With that said, I don't think APIs at the processor level will settle down until the hardware does. My understanding of OpenCL is to have a programming model that would work on architectures as different as GPUs, Cell and Larrabee, and that this will supplant Cuda. That sounds like a great idea, but lots of great ideas haven't worked in practice before.
I think it's going to be several at least several years of experimentation before the hardware settles down. My own belief (that is, opinion not based on experimental data) is that we'll end up with a heterogeneous chip with lots of simple cores for parallelism, a small number of sophisticated cores for sequential computation, all part of an integrated memory hierarchy.
The basic metric for this kind of comparison is how long can you get your 'compute' node to work on a part of a problem without any new input data and without any intermediate results that need posting for other parts of the code to continue (rendez-vous I believe these are called).
The longer that time the better suited the problem is for a massive parallel solution.
If the time is low relative to the IO that needs to be done then you'll find very soon that the bus that carries data between the host CPU and the number cruncher is the bottle-neck.
The big problem is that you can work with some fairly large amounts of data and still have the bus be your bottleneck. I was doing some GPU work a few summers ago that focused on matrix multiplications.

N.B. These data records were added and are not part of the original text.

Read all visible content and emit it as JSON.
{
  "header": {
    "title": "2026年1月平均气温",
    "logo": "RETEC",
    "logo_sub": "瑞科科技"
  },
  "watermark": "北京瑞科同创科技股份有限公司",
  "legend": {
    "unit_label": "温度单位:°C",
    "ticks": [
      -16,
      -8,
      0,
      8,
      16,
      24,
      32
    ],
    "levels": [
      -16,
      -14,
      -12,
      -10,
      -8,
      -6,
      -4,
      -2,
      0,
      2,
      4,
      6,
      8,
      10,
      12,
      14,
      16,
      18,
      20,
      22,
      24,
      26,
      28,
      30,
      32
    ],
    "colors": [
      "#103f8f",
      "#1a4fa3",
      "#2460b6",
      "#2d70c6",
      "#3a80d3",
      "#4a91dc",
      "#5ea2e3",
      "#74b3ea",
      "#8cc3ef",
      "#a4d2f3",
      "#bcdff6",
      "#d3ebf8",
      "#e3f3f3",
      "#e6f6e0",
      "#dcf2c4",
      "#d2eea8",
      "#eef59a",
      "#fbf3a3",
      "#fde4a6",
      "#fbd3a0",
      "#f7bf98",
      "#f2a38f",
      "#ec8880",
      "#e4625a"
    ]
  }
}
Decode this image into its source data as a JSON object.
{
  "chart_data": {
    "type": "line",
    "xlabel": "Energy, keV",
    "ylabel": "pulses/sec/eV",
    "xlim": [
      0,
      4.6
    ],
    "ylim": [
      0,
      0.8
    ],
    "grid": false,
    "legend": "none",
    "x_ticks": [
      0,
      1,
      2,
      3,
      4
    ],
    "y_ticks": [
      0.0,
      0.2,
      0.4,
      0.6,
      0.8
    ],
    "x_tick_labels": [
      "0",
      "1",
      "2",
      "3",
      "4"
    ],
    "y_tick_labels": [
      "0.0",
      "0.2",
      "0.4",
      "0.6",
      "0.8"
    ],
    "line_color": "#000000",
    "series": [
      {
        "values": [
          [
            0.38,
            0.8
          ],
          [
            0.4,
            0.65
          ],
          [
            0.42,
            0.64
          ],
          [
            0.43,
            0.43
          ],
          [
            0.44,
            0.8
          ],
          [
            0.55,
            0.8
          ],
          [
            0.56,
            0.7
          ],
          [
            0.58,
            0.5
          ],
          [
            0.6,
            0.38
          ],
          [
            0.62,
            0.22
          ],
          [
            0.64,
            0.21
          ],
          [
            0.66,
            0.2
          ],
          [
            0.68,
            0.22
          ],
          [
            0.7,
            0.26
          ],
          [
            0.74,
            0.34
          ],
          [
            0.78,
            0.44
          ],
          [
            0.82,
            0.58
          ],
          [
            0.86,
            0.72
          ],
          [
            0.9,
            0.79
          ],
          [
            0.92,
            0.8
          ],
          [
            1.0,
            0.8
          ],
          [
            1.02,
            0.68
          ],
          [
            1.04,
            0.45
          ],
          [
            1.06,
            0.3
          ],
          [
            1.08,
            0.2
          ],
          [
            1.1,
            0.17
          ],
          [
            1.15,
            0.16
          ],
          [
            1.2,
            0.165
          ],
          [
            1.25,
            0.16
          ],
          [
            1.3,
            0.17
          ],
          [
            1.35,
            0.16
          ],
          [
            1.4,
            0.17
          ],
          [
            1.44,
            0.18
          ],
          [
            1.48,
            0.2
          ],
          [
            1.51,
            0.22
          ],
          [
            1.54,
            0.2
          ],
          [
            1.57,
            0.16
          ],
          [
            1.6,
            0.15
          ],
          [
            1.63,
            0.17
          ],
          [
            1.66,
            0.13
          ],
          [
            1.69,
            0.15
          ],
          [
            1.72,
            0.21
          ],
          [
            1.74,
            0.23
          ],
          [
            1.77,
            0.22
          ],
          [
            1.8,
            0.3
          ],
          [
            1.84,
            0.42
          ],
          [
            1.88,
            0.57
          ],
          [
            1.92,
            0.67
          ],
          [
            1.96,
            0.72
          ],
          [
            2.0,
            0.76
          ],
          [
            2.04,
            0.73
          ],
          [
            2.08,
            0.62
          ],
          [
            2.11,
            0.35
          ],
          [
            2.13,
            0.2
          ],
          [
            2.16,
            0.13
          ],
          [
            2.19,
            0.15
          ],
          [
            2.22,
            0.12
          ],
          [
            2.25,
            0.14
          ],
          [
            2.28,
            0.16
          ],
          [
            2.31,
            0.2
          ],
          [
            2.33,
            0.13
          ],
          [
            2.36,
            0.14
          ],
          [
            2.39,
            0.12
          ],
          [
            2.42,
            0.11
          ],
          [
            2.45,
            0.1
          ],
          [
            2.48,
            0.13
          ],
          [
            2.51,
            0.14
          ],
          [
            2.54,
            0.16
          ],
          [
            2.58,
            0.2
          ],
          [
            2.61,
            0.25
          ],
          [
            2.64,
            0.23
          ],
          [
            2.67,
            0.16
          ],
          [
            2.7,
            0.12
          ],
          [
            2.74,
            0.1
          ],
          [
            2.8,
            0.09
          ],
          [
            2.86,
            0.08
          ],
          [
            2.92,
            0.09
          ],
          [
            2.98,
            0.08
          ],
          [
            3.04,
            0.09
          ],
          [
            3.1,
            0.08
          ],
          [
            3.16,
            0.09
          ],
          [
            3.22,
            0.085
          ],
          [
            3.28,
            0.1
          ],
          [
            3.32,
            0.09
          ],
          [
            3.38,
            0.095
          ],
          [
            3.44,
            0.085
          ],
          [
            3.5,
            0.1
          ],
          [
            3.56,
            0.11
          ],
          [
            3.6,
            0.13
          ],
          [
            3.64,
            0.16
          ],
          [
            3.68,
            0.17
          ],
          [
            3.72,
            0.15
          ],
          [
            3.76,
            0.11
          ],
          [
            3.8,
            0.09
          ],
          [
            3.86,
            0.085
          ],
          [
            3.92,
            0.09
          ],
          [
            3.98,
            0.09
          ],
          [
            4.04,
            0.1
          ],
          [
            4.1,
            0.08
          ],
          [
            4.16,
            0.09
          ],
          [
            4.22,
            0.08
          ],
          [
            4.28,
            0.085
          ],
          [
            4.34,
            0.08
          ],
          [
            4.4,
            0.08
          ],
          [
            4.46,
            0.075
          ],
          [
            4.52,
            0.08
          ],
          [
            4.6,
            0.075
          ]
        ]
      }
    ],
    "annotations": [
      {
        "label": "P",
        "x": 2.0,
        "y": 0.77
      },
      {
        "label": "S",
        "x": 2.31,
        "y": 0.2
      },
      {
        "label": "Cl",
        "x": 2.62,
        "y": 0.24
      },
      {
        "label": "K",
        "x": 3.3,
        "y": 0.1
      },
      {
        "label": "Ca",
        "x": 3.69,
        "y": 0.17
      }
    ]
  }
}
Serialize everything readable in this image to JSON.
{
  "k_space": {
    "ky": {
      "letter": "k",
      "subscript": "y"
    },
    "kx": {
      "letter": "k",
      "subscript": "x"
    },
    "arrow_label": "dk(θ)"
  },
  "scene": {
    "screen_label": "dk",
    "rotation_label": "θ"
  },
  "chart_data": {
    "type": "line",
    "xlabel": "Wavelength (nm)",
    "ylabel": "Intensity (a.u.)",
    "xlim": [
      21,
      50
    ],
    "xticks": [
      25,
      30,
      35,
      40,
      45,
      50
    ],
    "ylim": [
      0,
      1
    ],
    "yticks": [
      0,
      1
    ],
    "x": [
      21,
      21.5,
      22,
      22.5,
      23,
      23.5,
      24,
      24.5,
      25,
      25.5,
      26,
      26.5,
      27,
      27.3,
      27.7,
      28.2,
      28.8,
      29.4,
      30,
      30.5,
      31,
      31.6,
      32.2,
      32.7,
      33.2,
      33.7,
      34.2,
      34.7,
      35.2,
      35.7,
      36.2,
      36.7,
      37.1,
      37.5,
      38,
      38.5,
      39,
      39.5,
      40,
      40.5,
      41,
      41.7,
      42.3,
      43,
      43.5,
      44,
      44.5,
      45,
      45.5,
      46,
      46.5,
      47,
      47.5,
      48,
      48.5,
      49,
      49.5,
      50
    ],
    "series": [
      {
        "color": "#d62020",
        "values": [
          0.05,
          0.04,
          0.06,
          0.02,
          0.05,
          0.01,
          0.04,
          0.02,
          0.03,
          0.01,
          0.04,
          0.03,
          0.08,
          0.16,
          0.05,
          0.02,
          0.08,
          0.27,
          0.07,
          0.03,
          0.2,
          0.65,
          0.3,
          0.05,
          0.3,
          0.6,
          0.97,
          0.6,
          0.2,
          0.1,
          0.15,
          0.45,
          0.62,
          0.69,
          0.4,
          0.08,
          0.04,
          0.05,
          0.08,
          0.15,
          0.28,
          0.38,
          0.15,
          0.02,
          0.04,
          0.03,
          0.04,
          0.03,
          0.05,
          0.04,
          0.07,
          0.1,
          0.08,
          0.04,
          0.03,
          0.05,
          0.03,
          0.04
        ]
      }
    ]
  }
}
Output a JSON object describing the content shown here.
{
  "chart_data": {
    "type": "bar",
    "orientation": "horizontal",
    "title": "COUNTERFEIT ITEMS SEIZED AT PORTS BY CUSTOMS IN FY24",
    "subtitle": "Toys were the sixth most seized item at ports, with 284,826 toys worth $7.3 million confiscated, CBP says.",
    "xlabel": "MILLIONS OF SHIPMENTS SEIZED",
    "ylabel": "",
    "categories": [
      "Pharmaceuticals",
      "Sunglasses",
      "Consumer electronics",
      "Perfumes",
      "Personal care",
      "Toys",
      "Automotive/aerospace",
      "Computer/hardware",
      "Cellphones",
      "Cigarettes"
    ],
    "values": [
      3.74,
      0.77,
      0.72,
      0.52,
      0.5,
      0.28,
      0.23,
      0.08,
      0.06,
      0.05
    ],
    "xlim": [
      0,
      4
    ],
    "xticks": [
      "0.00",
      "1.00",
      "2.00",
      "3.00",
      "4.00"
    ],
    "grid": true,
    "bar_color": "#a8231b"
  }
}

We were sending matrices with 8k numbers on a side to the GPU for multiplication and still ending up with the bus being the slowest part of the computation.
How much RAM was on the card? 64bit numbers * 8000^2 = 512 MB. Granted today you can have 4GB per card, but back then you where probably stuck with a fraction of that.
Still, PCIe 2.0 x16 is limited to 8GByte/s so I guess the real question is how many matrixes where you multiplying?